I'm just looking into ASP.NET Identity, which seems that it is the most preferable solution for user authentication in ASP.NET apps these days (replacing all the ASP.NET Membership stuff from the past).
I am looking for a solution that would allow to maintain information about anonymous users. Even if the user is not authenticated, we can collect and store most of the profile data that we could store if the user was authenticated.
Even if the user is anonymous, it makes sense to store data like:
- shopping cart
- comments he's written on the site (so that he can edit them as their creator)
- various site preferences (his preferred language, and many other settings)
Then when the user registers, we can offer to copy some of this data into his new user profile (or copy it automatically) depending on what data it is.
Is it possible to achieve this scenario with ASP.NET Identity? It seems that when a user is anonymous in ASP.NET Identity, he cannot have any user profile data.

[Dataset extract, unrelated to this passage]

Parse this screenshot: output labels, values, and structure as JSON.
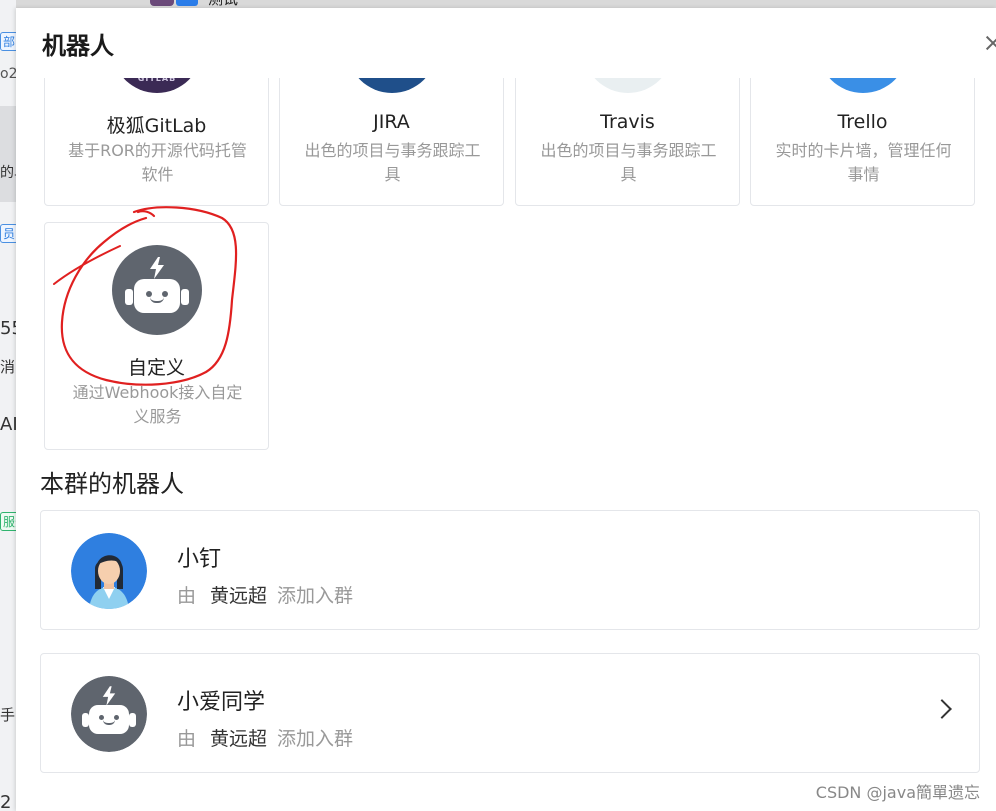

In order to use the same tables to store all this information as for authenticated users, we might need to create a new user in the system for every new visitor that comes to the site and does some action that requires storing of some user data.
After that, we'd need to pass some cookie identifier to the user, so that we can always connect the data to the user, which can be seen as some form of authentication (although invisible to the actual user). That way, the guest user could actually represent an authenticated user of the system (maybe he'd just have a special role?), even though to his knowledge he's anonymous.
What do you think about this approach? Are there any ways where ASP.NET Identity can help with this?
I found these two related Stack Overflow questions, but I haven't found my answer in them:
Edit:
I discovered that there's a mechanism called Anonymous Identification in ASP.NET that seems to solve part of the issue.
https://msdn.microsoft.com/en-us/library/91ka2e6a(v=vs.85).aspx
Maybe it can be somehow integrated with ASP.NET Identity?
Edit2: As noted in the comments, the documentation for Anonymous Identification seems to be outdated and it's quite probable that Microsoft will not be focusing on this much in the future. Solutions that work with ASP.NET Identity or other OWIN-based solutions are preferred.